The majority(97%) of water is found in oceans/seas. The remaining(3%) is distrubuted between lakes, rivers, glaciers, groundwater, atmosphere and marsh. On the global hydrological cycle evaporation rate is greater than precipitation, while on land the latter is greater than the former.

The difference in precipitation and evaporation constitutes to runoff. The global water cycle is rather misleading as the availability of water varies from place to place around the globe.

The drainage basin/catchment hydrological cycle provide good estimations of hydrological processes as the studies are done on a local scale rather than on a wider scale (global).

Drainage Basin Hydrological Cycle

A drainage basin/Catchment area is an area drained by a river and its tributaries. The Drainage Basin is an open system where there is the interaction between inputs, processes, stores and outputs.

Inputs

All forms of precipitation entering a drainage basin. They include rainfall, snow, sleet, hail. Other less significant forms of precipitation include dew, hoar and rime which occur on the surface.

Processes

These are flows and transfers of water within a drainage basin.

Through Fall

Precipitation that falls directly to the surface through gaps in the forest. Throughfall can be indirect with water dripping from branches or leaves to the ground.

Stemflow:

Water trickling down the stems of plants or trunks of trees.

Infiltration:

The initial sinking of water into the soil. Infiltration rate is how fast water sinks into the soil. It is measured in mm/hr. The maximum rate at which water infiltrates or is absorbed by the soil is termed Infiltration Capacity (also measured in mm/hr).

Various factors affect infiltration and includes:

Type of soil:

Sandy soils with more pore spaces have high infiltration rate than compact, cohesive clays.

Permability:

Hard surfaces especially in deserts makes infiltration less pronounced.

 

Rainfall Intensity and Duration:

Heavy short lived rainfalls does not favour infiltration whereas gradual, prolonged rainfall have abudant time to infitrate.

Vegetation:

Vegetation can favour or hinder infiltration. Vegetation can trap water from reaching the ground or can actually absorb water thus encouraging infiltration.

Raindrop Size:

Small water droplets infiltrate more than large droplets.
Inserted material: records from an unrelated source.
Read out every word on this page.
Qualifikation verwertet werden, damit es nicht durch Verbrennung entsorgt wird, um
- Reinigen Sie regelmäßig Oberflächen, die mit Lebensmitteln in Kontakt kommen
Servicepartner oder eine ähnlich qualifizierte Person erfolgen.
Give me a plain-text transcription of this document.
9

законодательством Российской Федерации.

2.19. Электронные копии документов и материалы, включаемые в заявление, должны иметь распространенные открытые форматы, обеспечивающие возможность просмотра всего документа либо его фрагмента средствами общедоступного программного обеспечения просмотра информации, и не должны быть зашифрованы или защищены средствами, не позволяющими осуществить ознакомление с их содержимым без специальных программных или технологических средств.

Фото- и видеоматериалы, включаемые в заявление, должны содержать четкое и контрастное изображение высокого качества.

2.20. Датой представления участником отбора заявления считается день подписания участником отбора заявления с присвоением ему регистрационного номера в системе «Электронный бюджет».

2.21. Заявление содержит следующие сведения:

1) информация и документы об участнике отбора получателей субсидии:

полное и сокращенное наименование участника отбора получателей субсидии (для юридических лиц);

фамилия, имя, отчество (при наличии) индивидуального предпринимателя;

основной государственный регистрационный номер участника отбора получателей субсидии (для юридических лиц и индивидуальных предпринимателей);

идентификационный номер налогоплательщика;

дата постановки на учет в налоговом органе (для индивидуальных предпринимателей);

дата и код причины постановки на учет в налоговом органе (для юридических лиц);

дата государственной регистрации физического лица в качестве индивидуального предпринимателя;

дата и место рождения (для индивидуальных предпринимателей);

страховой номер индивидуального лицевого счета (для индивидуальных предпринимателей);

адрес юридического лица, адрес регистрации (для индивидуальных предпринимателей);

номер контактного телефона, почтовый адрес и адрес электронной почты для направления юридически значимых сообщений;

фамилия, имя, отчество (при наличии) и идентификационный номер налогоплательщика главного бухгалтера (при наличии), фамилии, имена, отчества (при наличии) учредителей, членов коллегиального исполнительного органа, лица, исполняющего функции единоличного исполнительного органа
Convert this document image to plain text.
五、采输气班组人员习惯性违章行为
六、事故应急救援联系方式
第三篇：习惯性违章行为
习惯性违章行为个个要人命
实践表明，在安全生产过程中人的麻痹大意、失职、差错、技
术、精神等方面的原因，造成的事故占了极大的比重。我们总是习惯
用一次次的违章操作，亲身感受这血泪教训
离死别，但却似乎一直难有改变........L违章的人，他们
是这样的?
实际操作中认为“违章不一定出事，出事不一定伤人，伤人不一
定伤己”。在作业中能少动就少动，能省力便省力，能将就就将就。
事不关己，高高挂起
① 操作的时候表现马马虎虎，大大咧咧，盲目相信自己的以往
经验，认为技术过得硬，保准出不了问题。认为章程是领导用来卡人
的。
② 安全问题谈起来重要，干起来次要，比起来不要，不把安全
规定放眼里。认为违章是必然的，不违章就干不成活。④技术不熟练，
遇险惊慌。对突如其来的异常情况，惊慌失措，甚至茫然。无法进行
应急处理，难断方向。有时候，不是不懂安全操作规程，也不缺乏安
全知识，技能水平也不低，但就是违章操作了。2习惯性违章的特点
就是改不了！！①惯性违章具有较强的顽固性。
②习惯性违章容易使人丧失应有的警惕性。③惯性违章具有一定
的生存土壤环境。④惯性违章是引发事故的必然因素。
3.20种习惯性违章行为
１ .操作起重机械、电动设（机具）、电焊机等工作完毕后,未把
Soil Moisture (Antecedent)

Dry soils are thirsty and needs more water thus favours infiltration than already saturated soils which only encourage runoff.

Percolation

Percolation is the continous seepage of water underground through cracks, percolines and soil/rock spaces until the water fills all pore spaces within soil or rock forming a zone of permanent saturation.

Throughflow:

Near the surface(subsoil), water flows downhill through cracks, percolines or natural pipes untill it reaches a river. Throughflow occurs mostly in the unsaturated zone where impermable rocks hinders further percolation.

Baseflow

can be defined as the slow seepage of water from groundwater sources to the bed of a river which is the main contibutor of river flow during water deficits.

Stores

Water can be stored by:
Stored by plant leaves or roots
Groundwater storage
Natural reservoirs (lakes or puddles)
Artificial reservoirs, eg dams
Channel storages
Soil moisture

Outputs

This is water leaving the drainage basin.

Evaporation: Water is evaporated from different Storages within the drainage basin. Plants transpire water and the combination between the two is evapotranspiration.Water can exit the drainage basin as river flow.